Toda vez que uma emissora consegue emplacar um programa de sucesso, começa a circular a teoria de que o país estaria vivendo a aurora de uma nova fase televisiva, na qual se assistiria ao fim do império da Globo, capaz de se banquetear com as fatias mais gordas da audiência e deixando apenas migalhas para seus concorrentes. Seria a famosa pluralização da TV no Brasil. Que a perspectiva real é que um dia a Globo não terá mais uma audiência massacrantemente majoritária é um fato admitido com tranqüilidade pela própria família Marinho. Há cinco anos os diretores da rede fizeram uma bateria de reuniões para debater o assunto e concluíram que o conforto no Ibope não era eterno. Elaborou-se ali mesmo uma estratégia para enfrentar a nova situação, optando-se pela diversificação dos negócios do grupo. Também se decidiu que a Globo não iria acomodar-se à ascensão de concorrentes, mas mobilizaria os imensos recursos de que dispõe para conservar a faixa de campeã de audiência onde fosse possível. O azar dos concorrentes da Globo é que essa situação não chegou, ainda que se tenham dado passos nesse sentido.

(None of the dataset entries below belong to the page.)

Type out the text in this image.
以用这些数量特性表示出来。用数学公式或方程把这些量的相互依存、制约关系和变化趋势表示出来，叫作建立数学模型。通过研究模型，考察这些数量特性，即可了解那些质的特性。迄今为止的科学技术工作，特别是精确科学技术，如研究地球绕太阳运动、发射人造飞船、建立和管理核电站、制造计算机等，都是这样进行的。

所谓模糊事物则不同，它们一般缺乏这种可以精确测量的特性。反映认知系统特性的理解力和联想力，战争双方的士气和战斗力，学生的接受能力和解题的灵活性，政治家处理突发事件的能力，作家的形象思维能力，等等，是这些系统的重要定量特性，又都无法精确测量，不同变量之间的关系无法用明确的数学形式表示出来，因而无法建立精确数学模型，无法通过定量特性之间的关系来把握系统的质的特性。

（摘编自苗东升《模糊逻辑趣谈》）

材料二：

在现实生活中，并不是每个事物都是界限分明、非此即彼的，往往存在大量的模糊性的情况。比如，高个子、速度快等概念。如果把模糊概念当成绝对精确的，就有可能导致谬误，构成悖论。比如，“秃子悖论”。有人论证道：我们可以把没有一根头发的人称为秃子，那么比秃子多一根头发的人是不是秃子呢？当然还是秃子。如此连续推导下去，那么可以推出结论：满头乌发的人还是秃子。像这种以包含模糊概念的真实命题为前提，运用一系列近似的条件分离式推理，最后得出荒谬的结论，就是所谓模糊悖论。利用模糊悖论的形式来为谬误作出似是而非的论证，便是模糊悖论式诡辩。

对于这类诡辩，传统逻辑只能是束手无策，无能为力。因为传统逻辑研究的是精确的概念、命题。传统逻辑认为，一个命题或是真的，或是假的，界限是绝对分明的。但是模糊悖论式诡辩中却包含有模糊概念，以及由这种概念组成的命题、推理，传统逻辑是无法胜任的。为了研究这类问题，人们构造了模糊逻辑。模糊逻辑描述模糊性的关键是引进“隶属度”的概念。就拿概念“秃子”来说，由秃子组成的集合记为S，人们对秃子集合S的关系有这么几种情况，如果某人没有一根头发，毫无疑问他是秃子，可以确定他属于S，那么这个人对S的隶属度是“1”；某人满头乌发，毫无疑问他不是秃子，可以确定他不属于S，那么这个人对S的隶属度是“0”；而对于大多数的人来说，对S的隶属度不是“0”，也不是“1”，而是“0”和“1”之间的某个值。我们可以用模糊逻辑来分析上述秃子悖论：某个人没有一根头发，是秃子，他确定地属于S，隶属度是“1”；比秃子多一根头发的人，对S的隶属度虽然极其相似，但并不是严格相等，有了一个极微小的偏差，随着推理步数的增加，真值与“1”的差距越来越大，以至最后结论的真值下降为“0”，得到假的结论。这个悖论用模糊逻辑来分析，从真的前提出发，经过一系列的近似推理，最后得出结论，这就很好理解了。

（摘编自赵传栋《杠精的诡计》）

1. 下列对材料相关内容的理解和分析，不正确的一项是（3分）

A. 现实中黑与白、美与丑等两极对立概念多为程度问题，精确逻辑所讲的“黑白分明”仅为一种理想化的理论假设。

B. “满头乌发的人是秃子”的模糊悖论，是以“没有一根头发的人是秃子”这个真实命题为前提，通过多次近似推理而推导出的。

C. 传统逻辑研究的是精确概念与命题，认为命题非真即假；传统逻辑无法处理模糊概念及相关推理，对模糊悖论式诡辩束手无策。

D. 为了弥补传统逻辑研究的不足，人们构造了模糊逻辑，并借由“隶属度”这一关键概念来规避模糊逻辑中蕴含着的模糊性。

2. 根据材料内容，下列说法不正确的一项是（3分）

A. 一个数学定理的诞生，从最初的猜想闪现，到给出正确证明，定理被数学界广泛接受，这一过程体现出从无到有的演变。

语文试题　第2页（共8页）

DECLÍNIO HISTÓRICO - A Globo já teve novelas com audiência média na faixa de 70% nos anos 70, de 60% na década de 80, entrou em 1991 com os 50% de Meu Bem, Meu Mal e agora convive com os 41% de O Dono do Mundo. O Jornal Nacional, por sua vez, chegou a manter uma média espetacular de 70% em 1983 caiu - 64% no ano seguinte e agora foi surpreendido pelos meninos de Carrossel na casa dos 40%. Outra novidade é que, se no passado sempre apareciam concorrentes capazes de consumar um sucesso espasmódico, esses espasmos vêm se tomando mais freqüentes. Houve Pantanal em 1990, há Carrossel em 1991. Existe um declínio histórico na audiência da Globo, e pode-se mesmo apostar que essa tendência irá se acentuar com a instalação de novas tecnologias, como os canais por assinatura, em UHF ou a cabo, que no mundo inteiro tiveram o efeito de pulverizar as platéias.

A Globo é uma máquina cara, que investe muito mais que seus rivais, e necessita de um retorno bem maior. Cada capítulo de O Dono do Mundo, por exemplo, custa 30 000 dólares em média, ou três vezes mais que os de Carrossel. Mesmo as grandes emissoras dos países desenvolvidos preferem funcionar como uma espécie de supermercados de atrações, que adquirem seriados, filmes e novelas de produtoras independentes, pagando suas contas com a publicidade. A Globo só não produz os filmes que exibe - e mais de 80% de sua programação sai de seus estúdios, um caso raríssimo no mundo. Para tranqüilidade da Globo, a mesma recessão que está lhe dando prejuízos neste ano pegou suas concorrentes numa situação muito pior. Sem recursos financeiros de porte, não há como Manchete, Bandeirantes e SBT montarem uma programação inteira capaz de enfrentar seriamente a Globo. Elas podem acertar com Pantanal ou Carrossel, mas fazer programas de sucesso da manhã até a madrugada, todos os dias, requer dinheiro, talento e experiência. Requer tudo aquilo que a Globo tem.